The president asked Principal Chief of the Cherokee Nation Chuck Hoskin to speak about the funds included in the bipartisan infrastructure bill for American Indians.

“This bill overall has more than $11 billion in investment in Indian country. That is historic. Potentially transformational investment for tribes across this country,” Hoskin said.

“Indian nations! Indian nations,” Biden interrupted, correcting the chief.

“Indian nations across this country working as sovereigns to sovereigns in the United States,” Hoskin continued, correcting his use of the word tribe.

The word “tribe” is considered problematic by woke leftists, who have pressured corporations to stop using the word.
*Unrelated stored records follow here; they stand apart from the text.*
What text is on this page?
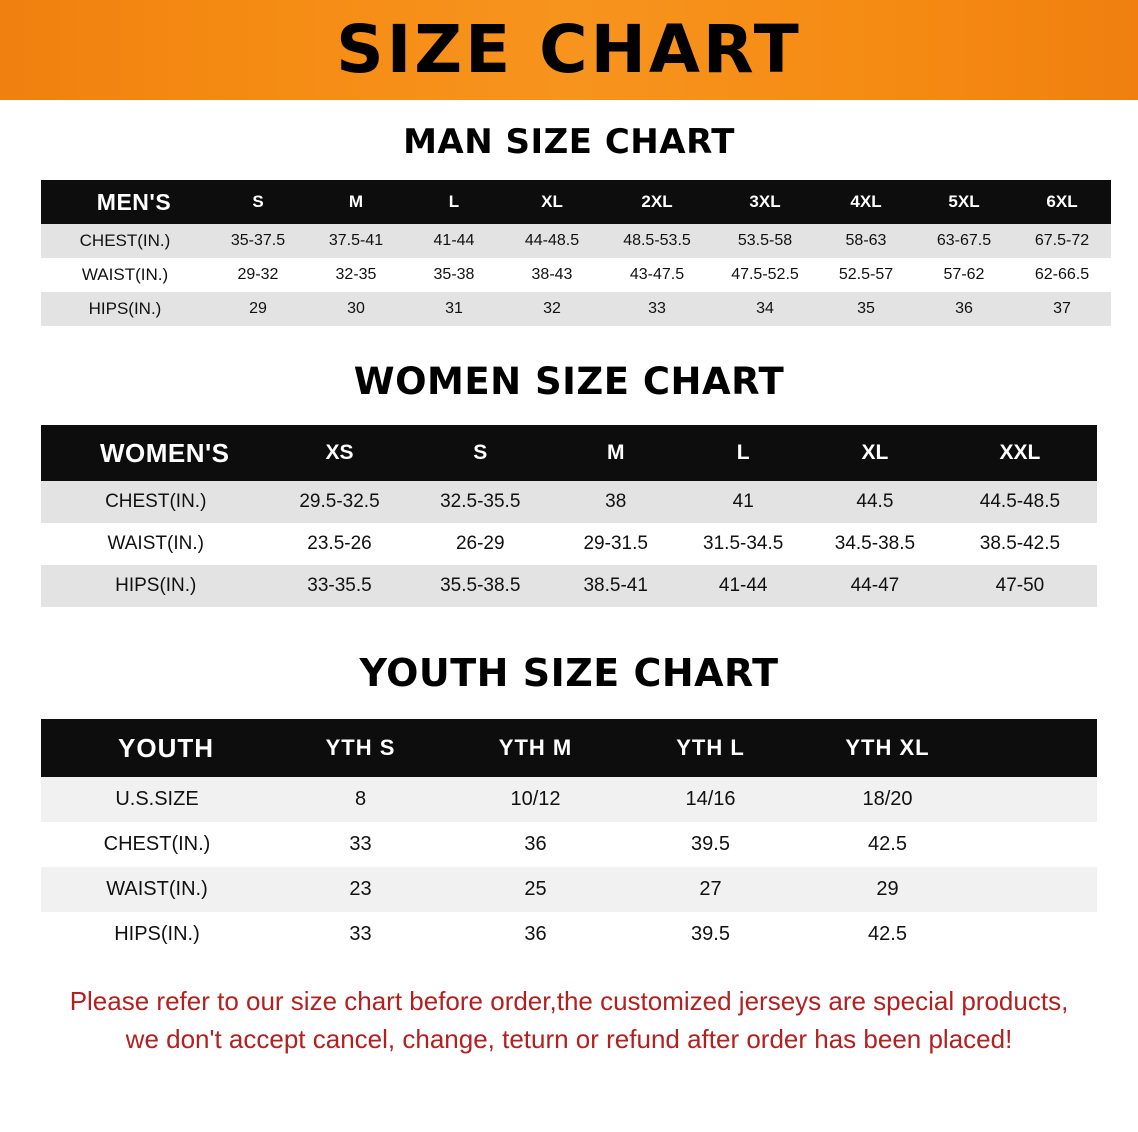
SIZE CHART
MAN SIZE CHART
MEN'S	S	M	L	XL	2XL	3XL	4XL	5XL	6XL
CHEST(IN.)	35-37.5	37.5-41	41-44	44-48.5	48.5-53.5	53.5-58	58-63	63-67.5	67.5-72
WAIST(IN.)	29-32	32-35	35-38	38-43	43-47.5	47.5-52.5	52.5-57	57-62	62-66.5
HIPS(IN.)	29	30	31	32	33	34	35	36	37
WOMEN SIZE CHART
WOMEN'S	XS	S	M	L	XL	XXL
CHEST(IN.)	29.5-32.5	32.5-35.5	38	41	44.5	44.5-48.5
WAIST(IN.)	23.5-26	26-29	29-31.5	31.5-34.5	34.5-38.5	38.5-42.5
HIPS(IN.)	33-35.5	35.5-38.5	38.5-41	41-44	44-47	47-50
YOUTH SIZE CHART
YOUTH	YTH S	YTH M	YTH L	YTH XL	
U.S.SIZE	8	10/12	14/16	18/20	
CHEST(IN.)	33	36	39.5	42.5	
WAIST(IN.)	23	25	27	29	
HIPS(IN.)	33	36	39.5	42.5	
Please refer to our size chart before order,the customized jerseys are special products,
we don't accept cancel, change, teturn or refund after order has been placed!
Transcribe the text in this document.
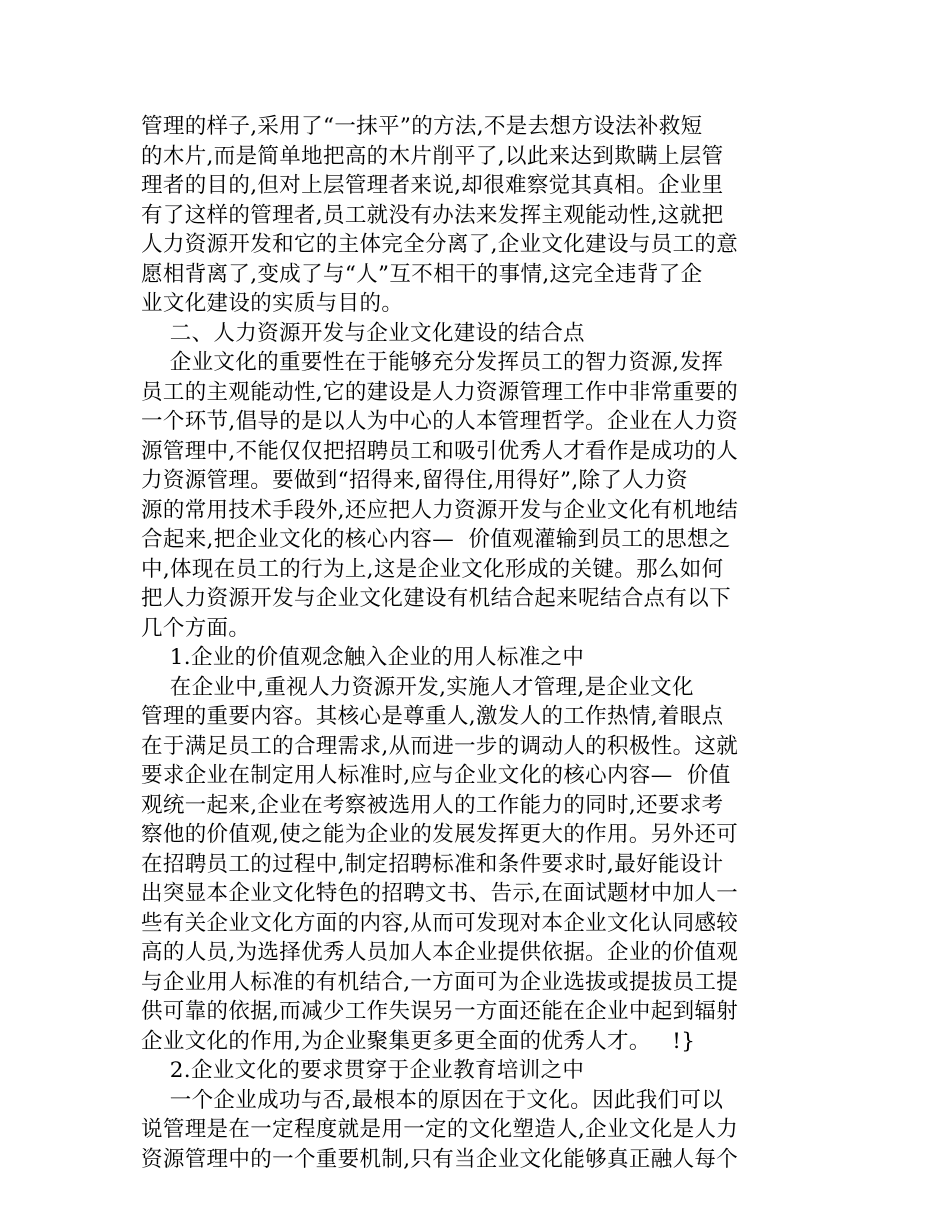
管理的样子,采用了“一抹平”的方法,不是去想方设法补救短
的木片,而是简单地把高的木片削平了,以此来达到欺瞒上层管
理者的目的,但对上层管理者来说,却很难察觉其真相。企业里
有了这样的管理者,员工就没有办法来发挥主观能动性,这就把
人力资源开发和它的主体完全分离了,企业文化建设与员工的意
愿相背离了,变成了与“人”互不相干的事情,这完全违背了企
业文化建设的实质与目的。
二、人力资源开发与企业文化建设的结合点
企业文化的重要性在于能够充分发挥员工的智力资源,发挥
员工的主观能动性,它的建设是人力资源管理工作中非常重要的
一个环节,倡导的是以人为中心的人本管理哲学。企业在人力资
源管理中,不能仅仅把招聘员工和吸引优秀人才看作是成功的人
力资源管理。要做到“招得来,留得住,用得好”,除了人力资
源的常用技术手段外,还应把人力资源开发与企业文化有机地结
合起来,把企业文化的核心内容—  价值观灌输到员工的思想之
中,体现在员工的行为上,这是企业文化形成的关键。那么如何
把人力资源开发与企业文化建设有机结合起来呢结合点有以下
几个方面。
1.企业的价值观念触入企业的用人标准之中
在企业中,重视人力资源开发,实施人才管理,是企业文化
管理的重要内容。其核心是尊重人,激发人的工作热情,着眼点
在于满足员工的合理需求,从而进一步的调动人的积极性。这就
要求企业在制定用人标准时,应与企业文化的核心内容—  价值
观统一起来,企业在考察被选用人的工作能力的同时,还要求考
察他的价值观,使之能为企业的发展发挥更大的作用。另外还可
在招聘员工的过程中,制定招聘标准和条件要求时,最好能设计
出突显本企业文化特色的招聘文书、告示,在面试题材中加人一
些有关企业文化方面的内容,从而可发现对本企业文化认同感较
高的人员,为选择优秀人员加人本企业提供依据。企业的价值观
与企业用人标准的有机结合,一方面可为企业选拔或提拔员工提
供可靠的依据,而减少工作失误另一方面还能在企业中起到辐射
企业文化的作用,为企业聚集更多更全面的优秀人才。   !}
2.企业文化的要求贯穿于企业教育培训之中
一个企业成功与否,最根本的原因在于文化。因此我们可以
说管理是在一定程度就是用一定的文化塑造人,企业文化是人力
资源管理中的一个重要机制,只有当企业文化能够真正融人每个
In July 2020, Yeti cycles issued a statement they would stop using the word “tribe” from events after a petition complained it was cultural appropriation of Native Americans.

The petition read:

A company or group that simply proclaims themselves as a ‘tribe’ because they share a common interest dismisses the long and violent history of colonization that Indigenous people faced and continue to face in the United States.

The #NotYourTribe petition was signed by 1,936 people.

Later in the meeting, both Hoskin and Biden used the phrase “tribal nations” without correcting themselves.

Hoskin was elected the principal chief of the Cherokee Nation in 2019, the largest tribal government in the United States with more than 385,000 citizens.

He thanked Biden and White House negotiators for including funding for broadband internet in the deal.

“Cherokee families ought to be able to connect just like anybody else,” Hoskin said, noting it was “particularly difficult” to get high-speed internet in the rural areas of the country.